En el interior del restaurante fueron conducidos a una mesa en un comedor privado. Jefri pidió una botella de vino y echaron un vistazo a la carta, pero Billie no podía dejar de pensar en lo increíble de la situación. Estaba cenando con un hombre que la había llevado a otro país a pasar la velada porque era un príncipe y la prensa no lo dejaba tranquilo. Y su padre era un rey, un rey con palacio y todo.

– ¿Qué te pasa? -preguntó él, cuando se alejó el camarero.

– Acabo de darme cuenta de quién eres en realidad.

– ¿En qué sentido?

– Empecemos con algo más sencillo. Quién soy yo. Mi padre tiene una empresa que nos mantiene, pero no nadamos en millones. Me crié rodeada de aviones y mecánicos, y cursé mis estudios por correspondencia. Sé más de volar a cuatro veces la velocidad del sonido que de bailes de graduación, y en situaciones sociales estresantes suelo meter la pata hasta el cuello.

Jefri se inclinó hacia delante y le tomó la mano.

– ¿Adonde quieres ir a parar?

Billie se echó a reír.

– A que no entiendo qué haces conmigo. He visto el tipo de mujeres con las que sueles salir en las revistas. Son hermosísimas. Estrellas de cine, divas e hijas de grandes fortunas.
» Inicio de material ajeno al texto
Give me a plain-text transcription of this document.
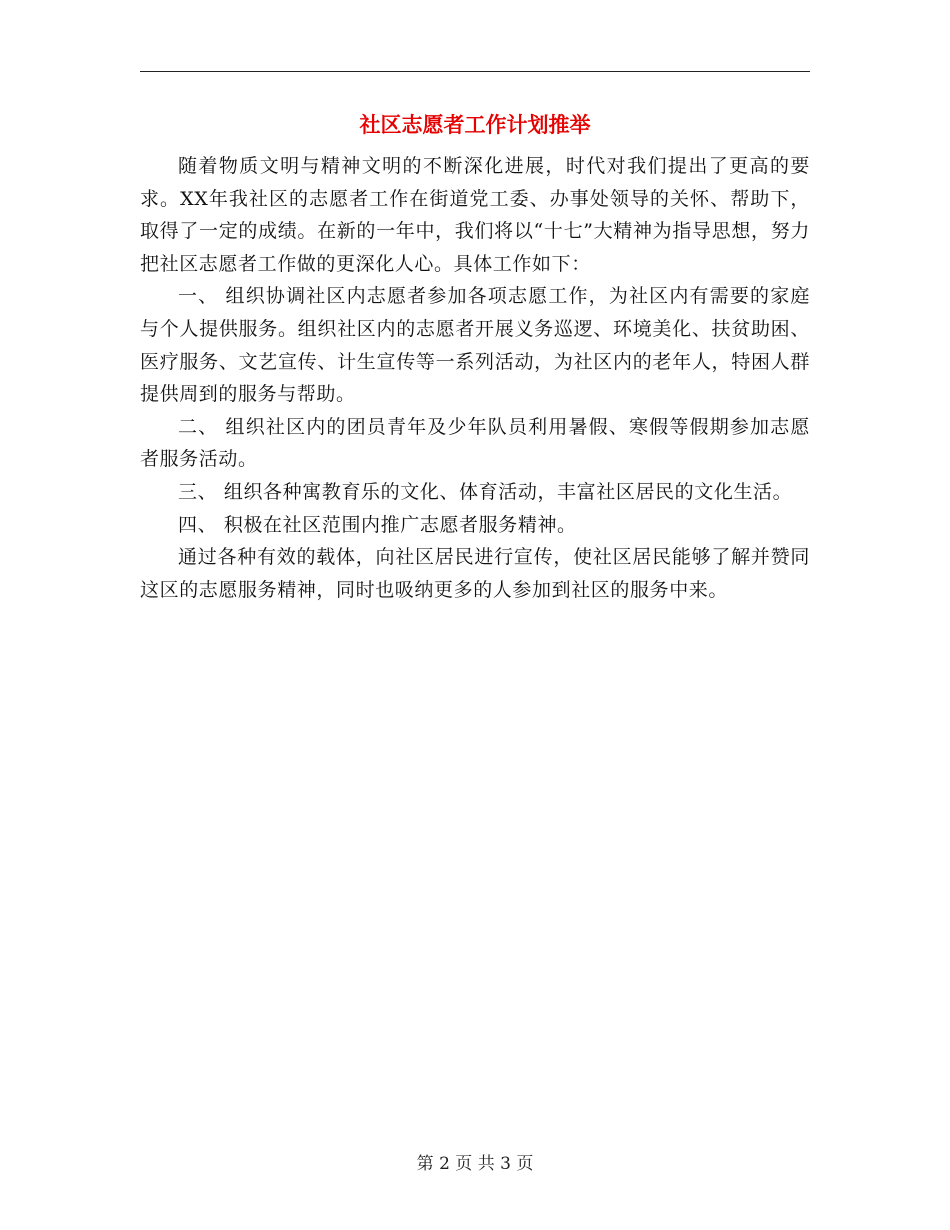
社区志愿者工作计划推举

随着物质文明与精神文明的不断深化进展，时代对我们提出了更高的要求。XX年我社区的志愿者工作在街道党工委、办事处领导的关怀、帮助下，取得了一定的成绩。在新的一年中，我们将以“十七”大精神为指导思想，努力把社区志愿者工作做的更深化人心。具体工作如下：

一、 组织协调社区内志愿者参加各项志愿工作，为社区内有需要的家庭与个人提供服务。组织社区内的志愿者开展义务巡逻、环境美化、扶贫助困、医疗服务、文艺宣传、计生宣传等一系列活动，为社区内的老年人，特困人群提供周到的服务与帮助。

二、 组织社区内的团员青年及少年队员利用暑假、寒假等假期参加志愿者服务活动。

三、 组织各种寓教育乐的文化、体育活动，丰富社区居民的文化生活。

四、 积极在社区范围内推广志愿者服务精神。

通过各种有效的载体，向社区居民进行宣传，使社区居民能够了解并赞同这区的志愿服务精神，同时也吸纳更多的人参加到社区的服务中来。

第 2 页 共 3 页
– Entiendo. ¿Y tú no te consideras como ellas?

– No me siento inferior -dijo ella. Bueno, quizá sólo un poco-. Sólo diferente.

Jefri le besó los labios.

– Pues haces muy bien. Estoy encantado contigo y me siento muy honrado con tu presencia.

– Vaya, tú sí que sabes seducir a una chica.

– Dudas de mi sinceridad.

– En absoluto. Sólo intento mantenerme a la altura de las circunstancias.
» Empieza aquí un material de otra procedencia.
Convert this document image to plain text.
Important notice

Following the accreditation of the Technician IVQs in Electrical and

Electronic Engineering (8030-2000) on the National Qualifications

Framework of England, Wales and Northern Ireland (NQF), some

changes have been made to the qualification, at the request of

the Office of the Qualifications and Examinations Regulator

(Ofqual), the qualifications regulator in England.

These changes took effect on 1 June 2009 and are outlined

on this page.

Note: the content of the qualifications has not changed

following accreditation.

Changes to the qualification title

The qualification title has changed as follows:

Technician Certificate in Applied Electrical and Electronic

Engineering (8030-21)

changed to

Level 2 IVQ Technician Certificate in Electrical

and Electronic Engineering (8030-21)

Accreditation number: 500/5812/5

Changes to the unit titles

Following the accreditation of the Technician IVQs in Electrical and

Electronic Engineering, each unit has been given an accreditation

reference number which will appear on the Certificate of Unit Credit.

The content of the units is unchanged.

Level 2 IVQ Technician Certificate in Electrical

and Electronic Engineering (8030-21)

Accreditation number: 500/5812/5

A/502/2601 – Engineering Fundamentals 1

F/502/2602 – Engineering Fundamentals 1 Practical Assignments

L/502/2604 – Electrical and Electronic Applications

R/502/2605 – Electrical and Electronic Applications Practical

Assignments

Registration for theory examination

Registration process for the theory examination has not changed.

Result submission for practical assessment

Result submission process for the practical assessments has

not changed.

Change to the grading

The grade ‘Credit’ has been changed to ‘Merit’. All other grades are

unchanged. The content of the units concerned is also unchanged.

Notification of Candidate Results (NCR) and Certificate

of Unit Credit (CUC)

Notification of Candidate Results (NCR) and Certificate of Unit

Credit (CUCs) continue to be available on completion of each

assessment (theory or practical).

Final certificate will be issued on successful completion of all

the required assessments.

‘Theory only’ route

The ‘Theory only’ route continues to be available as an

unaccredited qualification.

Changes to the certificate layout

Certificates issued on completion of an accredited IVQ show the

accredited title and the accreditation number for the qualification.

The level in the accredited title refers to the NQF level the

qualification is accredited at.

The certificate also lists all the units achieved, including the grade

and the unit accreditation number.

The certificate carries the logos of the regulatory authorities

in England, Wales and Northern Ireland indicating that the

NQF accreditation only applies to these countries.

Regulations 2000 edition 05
– Esto no es un concurso, y mi mundo no es como crees. A los nueve años me mandaron a estudiar a un internado británico. A los diecisiete, fui a la universidad en Estados Unidos. Mi hermano Reyhan cometió el error de decir quién era cuando entró en la universidad, y tuvo a la prensa detrás durante los cuatro años -volvió a besarle los dedos-. Yo aprendí de su error y decidí mantener en secreto mi identidad.

– ¿Funcionó?

Jefri asintió.

– Sólo se enteraron unos pocos amigos íntimos y conocí a mujeres que sólo estaban interesadas en mí por mí mismo -dijo, y sonrió-. Fue toda una lección de humildad.
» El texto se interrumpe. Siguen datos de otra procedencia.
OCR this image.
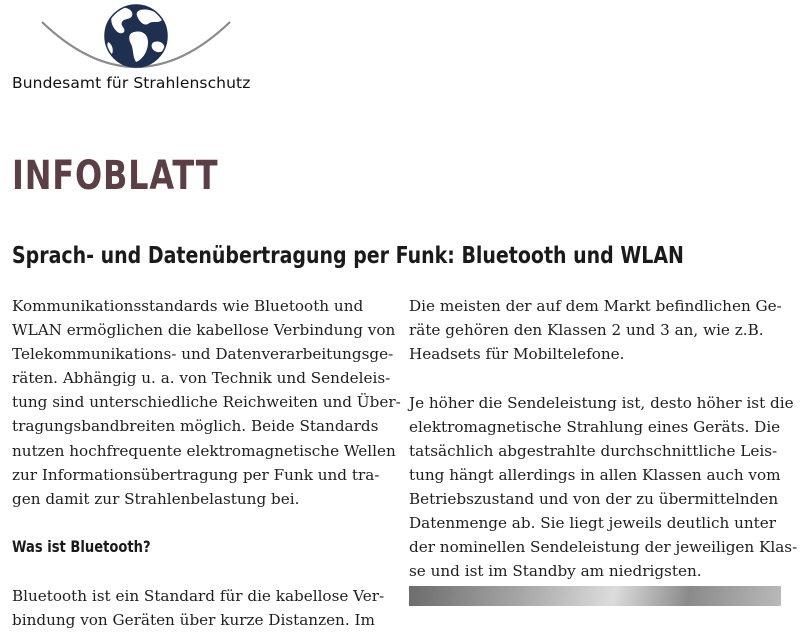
Bundesamt für Strahlenschutz
INFOBLATT
Sprach- und Datenübertragung per Funk: Bluetooth und WLAN

Kommunikationsstandards wie Bluetooth und
WLAN ermöglichen die kabellose Verbindung von
Telekommunikations- und Datenverarbeitungsge-
räten. Abhängig u. a. von Technik und Sendeleis-
tung sind unterschiedliche Reichweiten und Über-
tragungsbandbreiten möglich. Beide Standards
nutzen hochfrequente elektromagnetische Wellen
zur Informationsübertragung per Funk und tra-
gen damit zur Strahlenbelastung bei.

Was ist Bluetooth?

Bluetooth ist ein Standard für die kabellose Ver-
bindung von Geräten über kurze Distanzen. Im

Die meisten der auf dem Markt befindlichen Ge-
räte gehören den Klassen 2 und 3 an, wie z.B.
Headsets für Mobiltelefone.

Je höher die Sendeleistung ist, desto höher ist die
elektromagnetische Strahlung eines Geräts. Die
tatsächlich abgestrahlte durchschnittliche Leis-
tung hängt allerdings in allen Klassen auch vom
Betriebszustand und von der zu übermittelnden
Datenmenge ab. Sie liegt jeweils deutlich unter
der nominellen Sendeleistung der jeweiligen Klas-
se und ist im Standby am niedrigsten.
– Lo dudo -dijo ella, segura del atractivo que tenía sobre las mujeres al margen del título principesco.

– Cuando cumplí los veintiún años, vinieron muchas mujeres a Bahania -continuó él -, buscando la oportunidad de casarse con un príncipe. Yo no sabía lo que quería, pero desde luego ellas no lo eran. Sin embargo, algunas jugaron sus cartas muy bien y llegaron a engañarme.

– Es comprensible.

– Me casé con una de ellas -dijo él.

La confesión resultó tan inesperada que si Billie hubiera tenido una copa en la mano se le habría caído al suelo.

– ¿Qué?

– En principio parecía perfecta -dijo él, acariciándole los dedos -. Guapa, educada, con antepasados de la realeza europea en su árbol genealógico, y un padre a la cabeza de bancos multinacionales. Todo el mundo estaba encantado con la elección.

¿Casado? Con cuidado, Billie retiró la mano.

– Ahora no estás casado, ¿verdad?

– No -sonrió él, tomándole la mano de nuevo-. La boda fue una ceremonia de estado pero a los seis meses me di cuenta de que mi esposa tenía el corazón de piedra.

Billie había leído algunas cosas sobre Jefri, pero en ningún artículo se mencionaba su matrimonio.

– ¿Estás divorciado?

Jefri asintió.

– No quería que fuera la madre de mis hijos.

Comprensible, pensó Billie.

– ¿Fue muy duro olvidarla? -preguntó mientras él continuaba acariciándole la palma de la mano con el pulgar-. ¿Te rompió el corazón?

– En absoluto, no estaba enamorado de ella.

El camarero llegó con la botella de vino tinto, lo que dio unos momentos a Billie para superar el efecto de sus palabras. ¿Jefri no estaba enamorado de la mujer con quien se había casado?

– ¿Cómo es eso posible? -preguntó, cuando quedaron de nuevos solos-. Era tu esposa.

– Sí, y habría podido ser la madre de mis hijos. En un matrimonio puede haber respeto y comprensión mutua, pero el amor no es necesario.

– ¿Qué dices? He visto a tus hermanos. Están enamoradísimos de sus mujeres.

– Entre ellos hay pasión -reconoció él-, ¿pero amor? Lo dudo.

– Yo… tú… -Billie sujetó la copa de vino -. ¿Cómo puedes casarte con alguien sin amarlo?

– Un matrimonio real implica ciertos requisitos para ambas partes.

– ¿Y el amor? ¿Y querer tanto a alguien que no puedes pensar en otra cosa?